Alright, I figured out how to actually make it work by just using enumerate to do the index tracking for us:
playground

use std::iter::Enumerate;

pub struct MultiNth<I, N> {
    iter: I,
    indexes: N,
}

impl <I: Iterator, N:Iterator<Item=usize>> MultiNth<Enumerate<I>, N> {
    fn new(iter: I, indexes: N) -> Self {
        MultiNth {iter: iter.enumerate(), indexes}
    }
}

impl<B, I: Iterator<Item=(usize, B)>, N:Iterator<Item=usize>> Iterator for MultiNth<I, N> {
    type Item = B;

    #[inline]
    fn next(&mut self) -> Option<Self::Item> {
        match self.indexes.next() {
            None => None,
            Some(idx) => {
                loop {
                    match self.iter.next() {
                        None => return None,
                        Some((idx2, next)) => {
                            if (idx2 == idx) {
                                return Some(next)
                            }
                        }
                    }
                }
            }
        }
    }
}

#6

Repeated application of .nth() could help some iterators turn this into a faster operation.

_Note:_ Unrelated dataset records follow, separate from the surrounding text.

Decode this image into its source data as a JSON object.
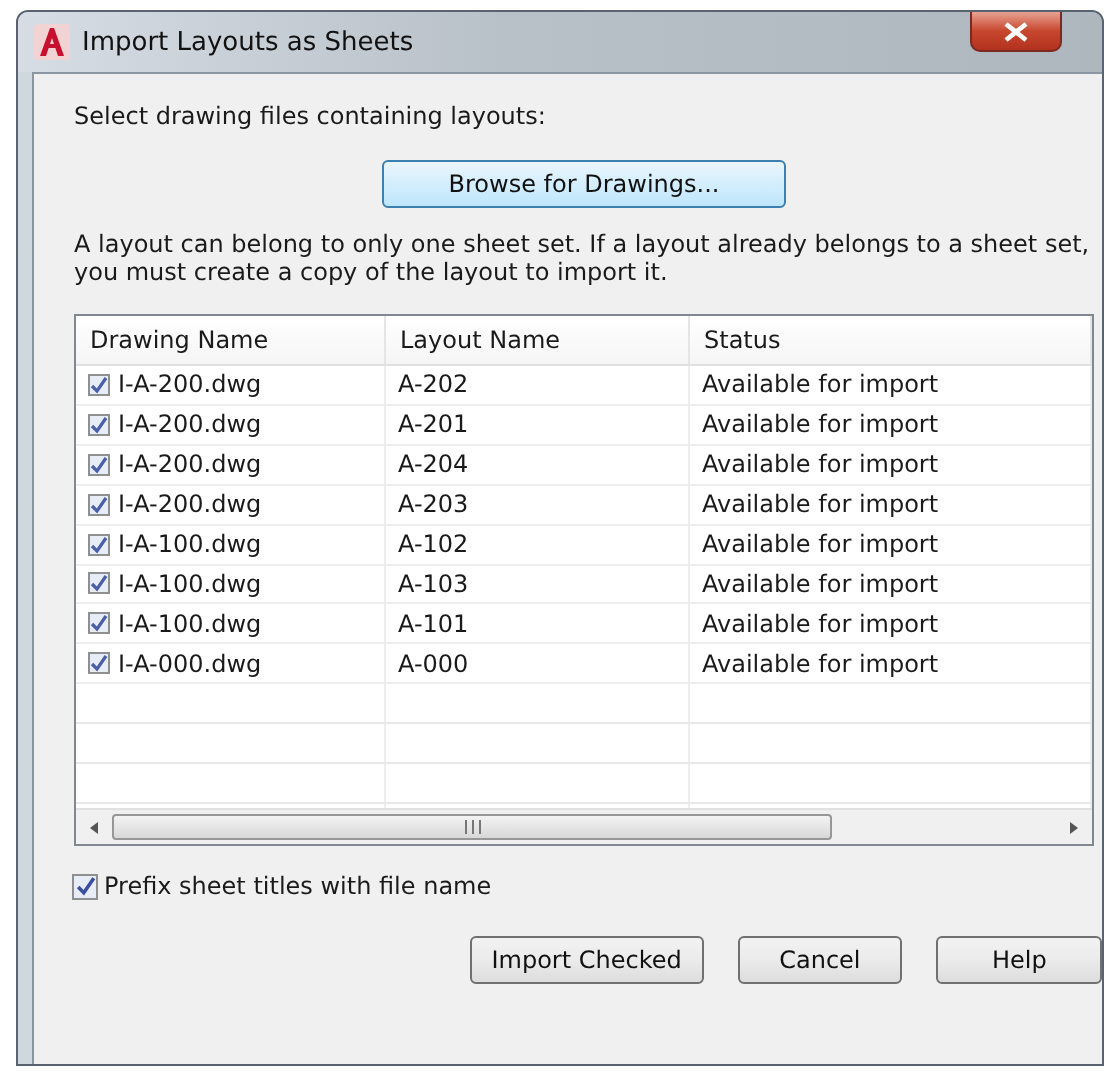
{
  "window": {
    "title": "Import Layouts as Sheets"
  },
  "intro": "Select drawing files containing layouts:",
  "browse_button": "Browse for Drawings...",
  "note": "A layout can belong to only one sheet set. If a layout already belongs to a sheet set, you must create a copy of the layout to import it.",
  "table": {
    "columns": [
      "Drawing Name",
      "Layout Name",
      "Status"
    ],
    "rows": [
      {
        "checked": true,
        "drawing": "I-A-200.dwg",
        "layout": "A-202",
        "status": "Available for import"
      },
      {
        "checked": true,
        "drawing": "I-A-200.dwg",
        "layout": "A-201",
        "status": "Available for import"
      },
      {
        "checked": true,
        "drawing": "I-A-200.dwg",
        "layout": "A-204",
        "status": "Available for import"
      },
      {
        "checked": true,
        "drawing": "I-A-200.dwg",
        "layout": "A-203",
        "status": "Available for import"
      },
      {
        "checked": true,
        "drawing": "I-A-100.dwg",
        "layout": "A-102",
        "status": "Available for import"
      },
      {
        "checked": true,
        "drawing": "I-A-100.dwg",
        "layout": "A-103",
        "status": "Available for import"
      },
      {
        "checked": true,
        "drawing": "I-A-100.dwg",
        "layout": "A-101",
        "status": "Available for import"
      },
      {
        "checked": true,
        "drawing": "I-A-000.dwg",
        "layout": "A-000",
        "status": "Available for import"
      }
    ]
  },
  "prefix_option": {
    "label": "Prefix sheet titles with file name",
    "checked": true
  },
  "buttons": [
    "Import Checked",
    "Cancel",
    "Help"
  ]
}
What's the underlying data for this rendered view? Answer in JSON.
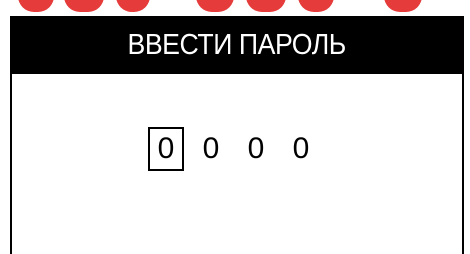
{
  "colors": {
    "background": "#ffffff",
    "title_bar": "#000000",
    "title_text": "#ffffff",
    "border": "#000000",
    "top_strip_accent": "#e63b3b"
  },
  "header": {
    "title": "ВВЕСТИ ПАРОЛЬ"
  },
  "password": {
    "digits": [
      "0",
      "0",
      "0",
      "0"
    ],
    "selected_index": 0
  }
}
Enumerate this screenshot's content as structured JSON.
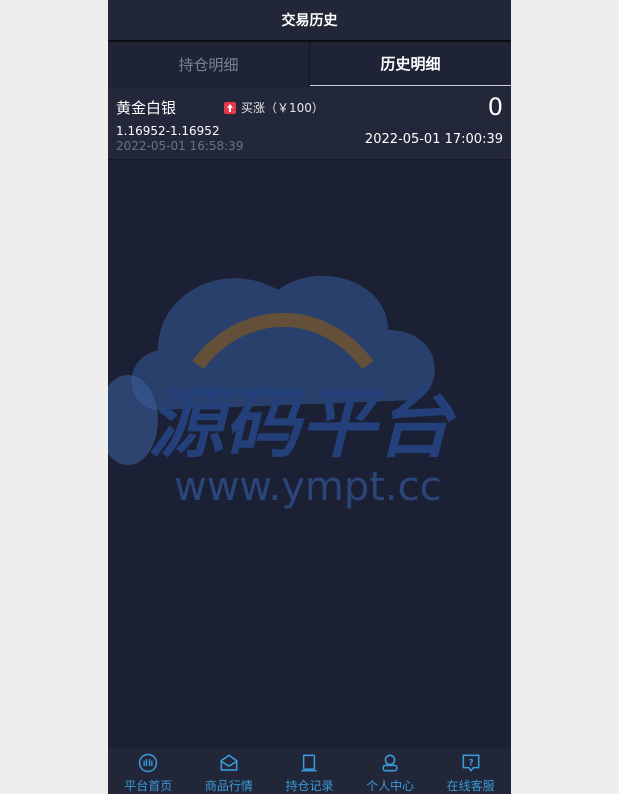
{
  "header": {
    "title": "交易历史"
  },
  "tabs": [
    {
      "label": "持仓明细",
      "active": false
    },
    {
      "label": "历史明细",
      "active": true
    }
  ],
  "records": [
    {
      "name": "黄金白银",
      "direction": "买涨（￥100）",
      "profit": "0",
      "price_range": "1.16952-1.16952",
      "open_time": "2022-05-01 16:58:39",
      "close_time": "2022-05-01 17:00:39"
    }
  ],
  "watermark": {
    "title": "源码平台",
    "url": "www.ympt.cc"
  },
  "nav": [
    {
      "label": "平台首页",
      "icon": "home-icon"
    },
    {
      "label": "商品行情",
      "icon": "market-icon"
    },
    {
      "label": "持仓记录",
      "icon": "position-icon"
    },
    {
      "label": "个人中心",
      "icon": "user-icon"
    },
    {
      "label": "在线客服",
      "icon": "help-icon"
    }
  ],
  "colors": {
    "background": "#1c2034",
    "accent": "#3a9bd8",
    "up": "#e8394c"
  }
}
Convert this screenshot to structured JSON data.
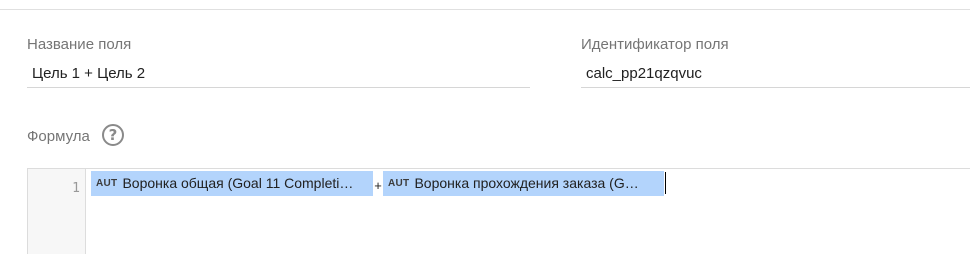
{
  "field_name": {
    "label": "Название поля",
    "value": "Цель 1 + Цель 2"
  },
  "field_id": {
    "label": "Идентификатор поля",
    "value": "calc_pp21qzqvuc"
  },
  "formula": {
    "label": "Формула",
    "help_icon": "?",
    "line_number": "1",
    "tokens": [
      {
        "tag": "AUT",
        "text": "Воронка общая (Goal 11 Completi…"
      },
      {
        "operator": "+"
      },
      {
        "tag": "AUT",
        "text": "Воронка прохождения заказа (G…"
      }
    ]
  }
}
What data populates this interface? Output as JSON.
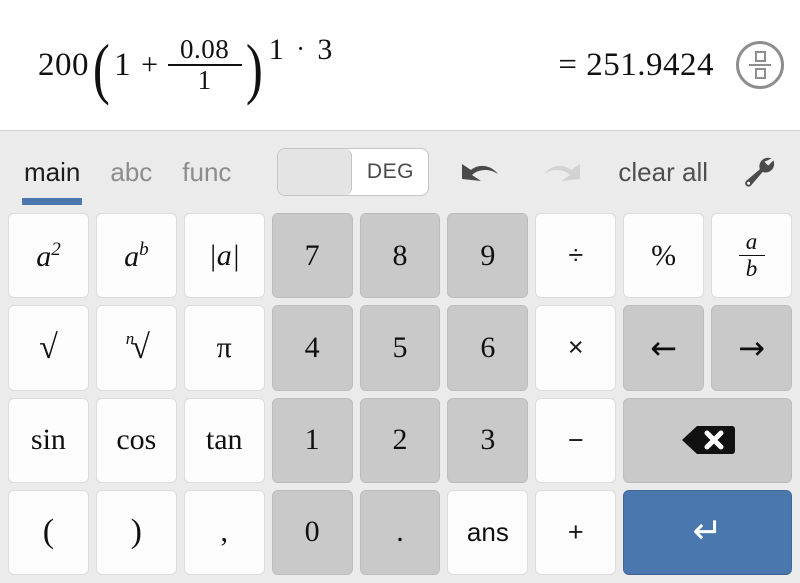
{
  "expression": {
    "coefficient": "200",
    "open_paren": "(",
    "base_term": "1",
    "plus": "+",
    "fraction_numerator": "0.08",
    "fraction_denominator": "1",
    "close_paren": ")",
    "exponent_left": "1",
    "exponent_operator": "·",
    "exponent_right": "3",
    "result": "= 251.9424",
    "toggle_icon": "fraction-decimal-icon"
  },
  "toolbar": {
    "tabs": [
      {
        "label": "main",
        "active": true
      },
      {
        "label": "abc",
        "active": false
      },
      {
        "label": "func",
        "active": false
      }
    ],
    "angle_toggle": {
      "value": "DEG",
      "knob_position": "left"
    },
    "undo_icon": "undo-icon",
    "redo_icon": "redo-icon",
    "clear_all_label": "clear all",
    "settings_icon": "wrench-icon"
  },
  "keys": {
    "row1": [
      {
        "name": "square",
        "label": "a2",
        "style": "white",
        "kind": "sup",
        "base": "a",
        "sup": "2"
      },
      {
        "name": "power",
        "label": "ab",
        "style": "white",
        "kind": "sup",
        "base": "a",
        "sup": "b"
      },
      {
        "name": "absolute-value",
        "label": "|a|",
        "style": "white",
        "kind": "math-italic"
      },
      {
        "name": "digit-7",
        "label": "7",
        "style": "gray",
        "kind": "math"
      },
      {
        "name": "digit-8",
        "label": "8",
        "style": "gray",
        "kind": "math"
      },
      {
        "name": "digit-9",
        "label": "9",
        "style": "gray",
        "kind": "math"
      },
      {
        "name": "divide",
        "label": "÷",
        "style": "white",
        "kind": "op"
      },
      {
        "name": "percent",
        "label": "%",
        "style": "white",
        "kind": "math"
      },
      {
        "name": "fraction",
        "label": "a/b",
        "style": "white",
        "kind": "fraction",
        "numerator": "a",
        "denominator": "b"
      }
    ],
    "row2": [
      {
        "name": "square-root",
        "label": "√",
        "style": "white",
        "kind": "radical"
      },
      {
        "name": "nth-root",
        "label": "n√",
        "style": "white",
        "kind": "nth-root",
        "index": "n"
      },
      {
        "name": "pi",
        "label": "π",
        "style": "white",
        "kind": "math"
      },
      {
        "name": "digit-4",
        "label": "4",
        "style": "gray",
        "kind": "math"
      },
      {
        "name": "digit-5",
        "label": "5",
        "style": "gray",
        "kind": "math"
      },
      {
        "name": "digit-6",
        "label": "6",
        "style": "gray",
        "kind": "math"
      },
      {
        "name": "multiply",
        "label": "×",
        "style": "white",
        "kind": "op"
      },
      {
        "name": "cursor-left",
        "label": "←",
        "style": "gray",
        "kind": "arrow"
      },
      {
        "name": "cursor-right",
        "label": "→",
        "style": "gray",
        "kind": "arrow"
      }
    ],
    "row3": [
      {
        "name": "sin",
        "label": "sin",
        "style": "white",
        "kind": "math"
      },
      {
        "name": "cos",
        "label": "cos",
        "style": "white",
        "kind": "math"
      },
      {
        "name": "tan",
        "label": "tan",
        "style": "white",
        "kind": "math"
      },
      {
        "name": "digit-1",
        "label": "1",
        "style": "gray",
        "kind": "math"
      },
      {
        "name": "digit-2",
        "label": "2",
        "style": "gray",
        "kind": "math"
      },
      {
        "name": "digit-3",
        "label": "3",
        "style": "gray",
        "kind": "math"
      },
      {
        "name": "minus",
        "label": "−",
        "style": "white",
        "kind": "op"
      },
      {
        "name": "backspace",
        "label": "backspace-icon",
        "style": "gray",
        "kind": "backspace",
        "span": 2
      }
    ],
    "row4": [
      {
        "name": "open-parenthesis",
        "label": "(",
        "style": "white",
        "kind": "math"
      },
      {
        "name": "close-parenthesis",
        "label": ")",
        "style": "white",
        "kind": "math"
      },
      {
        "name": "comma",
        "label": ",",
        "style": "white",
        "kind": "math"
      },
      {
        "name": "digit-0",
        "label": "0",
        "style": "gray",
        "kind": "math"
      },
      {
        "name": "decimal-point",
        "label": ".",
        "style": "gray",
        "kind": "math"
      },
      {
        "name": "answer",
        "label": "ans",
        "style": "white",
        "kind": "sans"
      },
      {
        "name": "plus",
        "label": "+",
        "style": "white",
        "kind": "op"
      },
      {
        "name": "enter",
        "label": "↵",
        "style": "blue",
        "kind": "enter",
        "span": 2
      }
    ]
  },
  "colors": {
    "accent_blue": "#4a77ad",
    "keypad_background": "#ebebeb",
    "gray_key": "#c9c9c9",
    "white_key": "#fdfdfd"
  }
}
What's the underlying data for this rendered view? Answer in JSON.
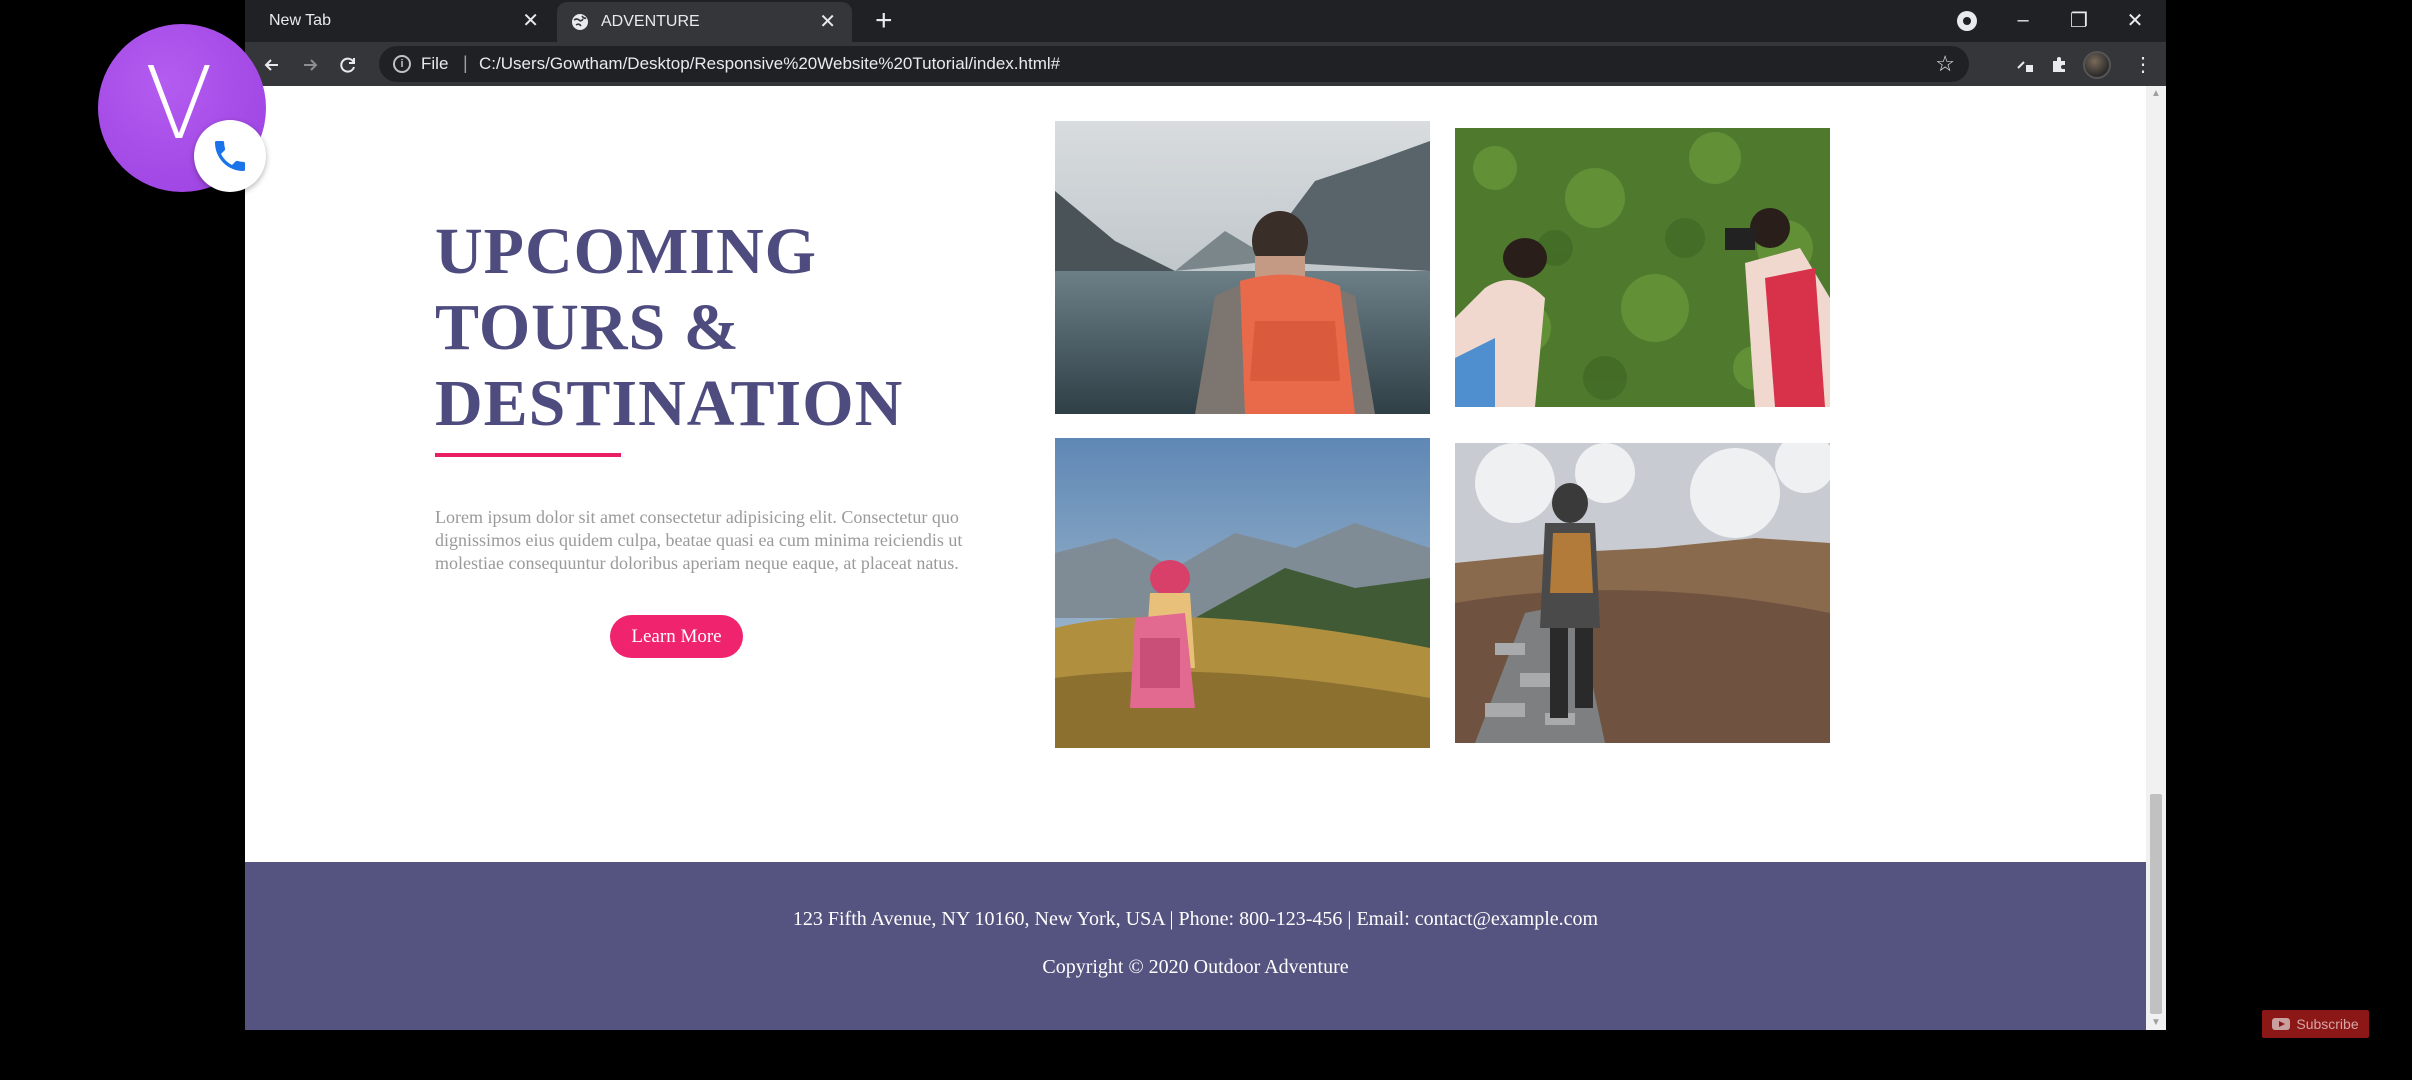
{
  "browser": {
    "tabs": [
      {
        "label": "New Tab"
      },
      {
        "label": "ADVENTURE"
      }
    ],
    "new_tab_symbol": "+",
    "close_symbol": "✕",
    "omnibox": {
      "scheme_label": "File",
      "separator": "|",
      "url": "C:/Users/Gowtham/Desktop/Responsive%20Website%20Tutorial/index.html#"
    },
    "window_controls": {
      "minimize": "–",
      "restore": "❐",
      "close": "✕"
    }
  },
  "page": {
    "heading": "UPCOMING TOURS & DESTINATION",
    "description": "Lorem ipsum dolor sit amet consectetur adipisicing elit. Consectetur quo dignissimos eius quidem culpa, beatae quasi ea cum minima reiciendis ut molestiae consequuntur doloribus aperiam neque eaque, at placeat natus.",
    "cta_label": "Learn More",
    "accent_color": "#f0246e",
    "heading_color": "#4e4c7e",
    "photos": [
      {
        "icon": "hiker-lake-photo"
      },
      {
        "icon": "photographers-grass-photo"
      },
      {
        "icon": "girl-mountains-photo"
      },
      {
        "icon": "hiker-rocky-trail-photo"
      }
    ]
  },
  "footer": {
    "contact": "123 Fifth Avenue, NY 10160, New York, USA | Phone: 800-123-456 | Email: contact@example.com",
    "copyright": "Copyright © 2020 Outdoor Adventure",
    "background": "#55537f"
  },
  "overlay": {
    "call_letter": "V",
    "subscribe_label": "Subscribe"
  }
}
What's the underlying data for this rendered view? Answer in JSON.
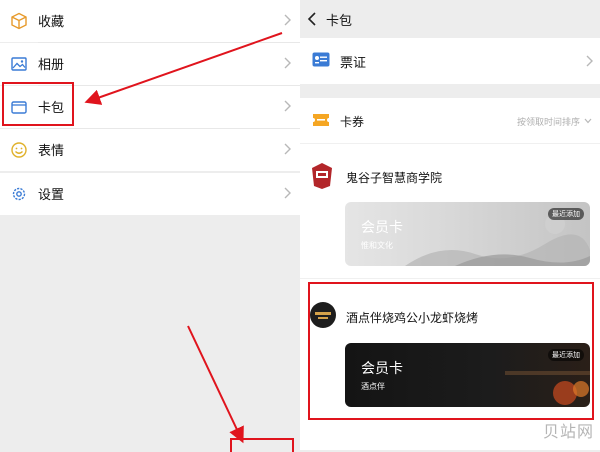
{
  "left_menu": {
    "items": [
      {
        "label": "收藏",
        "icon": "cube-icon"
      },
      {
        "label": "相册",
        "icon": "picture-icon"
      },
      {
        "label": "卡包",
        "icon": "wallet-icon"
      },
      {
        "label": "表情",
        "icon": "smiley-icon"
      },
      {
        "label": "设置",
        "icon": "gear-icon"
      }
    ]
  },
  "card_pack": {
    "title": "卡包",
    "tickets_label": "票证",
    "coupons_label": "卡券",
    "sort_label": "按领取时间排序"
  },
  "merchants": [
    {
      "name": "鬼谷子智慧商学院",
      "card_title": "会员卡",
      "card_subtitle": "惟和文化",
      "badge": "最近添加"
    },
    {
      "name": "酒点伴烧鸡公小龙虾烧烤",
      "card_title": "会员卡",
      "card_subtitle": "酒点伴",
      "badge": "最近添加"
    }
  ],
  "watermark": "贝站网",
  "colors": {
    "highlight": "#e0141d",
    "accent_blue": "#3a7bd5",
    "coupon_orange": "#f5a623"
  }
}
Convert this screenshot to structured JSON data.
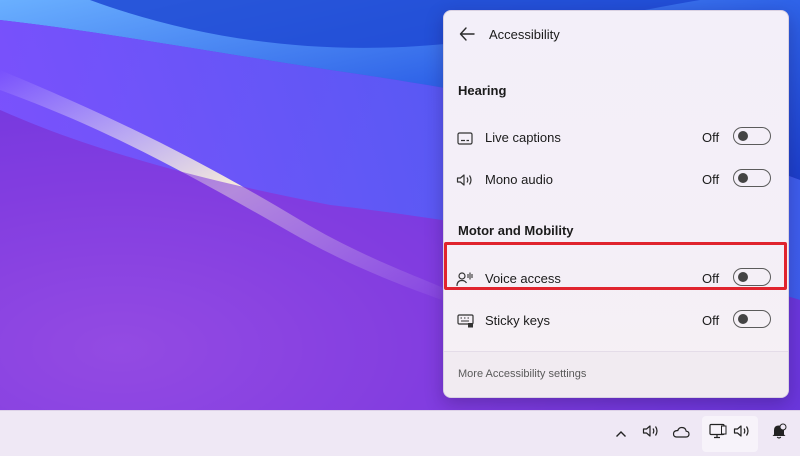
{
  "panel": {
    "title": "Accessibility",
    "back_icon": "arrow-left-icon",
    "sections": [
      {
        "heading": "Hearing",
        "items": [
          {
            "label": "Live captions",
            "state": "Off",
            "icon": "captions-icon",
            "enabled": false
          },
          {
            "label": "Mono audio",
            "state": "Off",
            "icon": "speaker-icon",
            "enabled": false
          }
        ]
      },
      {
        "heading": "Motor and Mobility",
        "items": [
          {
            "label": "Voice access",
            "state": "Off",
            "icon": "voice-access-icon",
            "enabled": false,
            "highlighted": true
          },
          {
            "label": "Sticky keys",
            "state": "Off",
            "icon": "keyboard-icon",
            "enabled": false
          }
        ]
      }
    ],
    "footer_link": "More Accessibility settings",
    "highlight_color": "#e0242e"
  },
  "taskbar": {
    "tray_icons": [
      "chevron-up-icon",
      "speaker-icon",
      "cloud-icon",
      "network-icon",
      "volume-icon",
      "notification-bell-icon"
    ]
  }
}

But then a good way to handle errors is needed (indices not sorted)?


#7

A possible solution is to assume the indexes are few (and they are Copy), you can define an Increasing struct with a smart constructor that gives the error:

[10, 20, 30, 40, 50, 60, 70]
.iter()
.multi_nth(Increasing([1, 2, 5].iter().cloned()).unwrap())

Other ideas are welcome.


#8

Here’s a simple implementation using nth: playground.

pub struct MultiNth<I, N> {
    iter: I,
    indexes: N,
    offset: usize,
}

impl <I: Iterator, N:Iterator<Item=usize>> MultiNth<I, N> {
    fn new(iter: I, indexes: N) -> Self {
        MultiNth {iter, indexes, offset: 0}
    }
}

impl<I: Iterator, N:Iterator<Item=usize>> Iterator for MultiNth<I, N> {
    type Item = I::Item;

    #[inline]
    fn next(&mut self) -> Option<Self::Item> {
        match self.indexes.next() {
            None => None,
            Some(idx) => {
                let o = self.offset;
                let res = self.iter.nth(idx - o);
                self.offset = idx + 1;
                res
            }
        }
    }
}

You could keep a prev field in the Multi struct to detect if an out of date index is given.


#9

But the point of multi_nth is to avoid calling nth many times on the input sequence.


#10

Well, it keeps the Iterator and offset, so it’s not scanning from the beginning every time. So complexity-wise it should have the same efficiency.


#11

Using nth makes it (algorithmically at least) faster with iterators that can turn that into an O(1) step instead of O(n). For example slice iterators.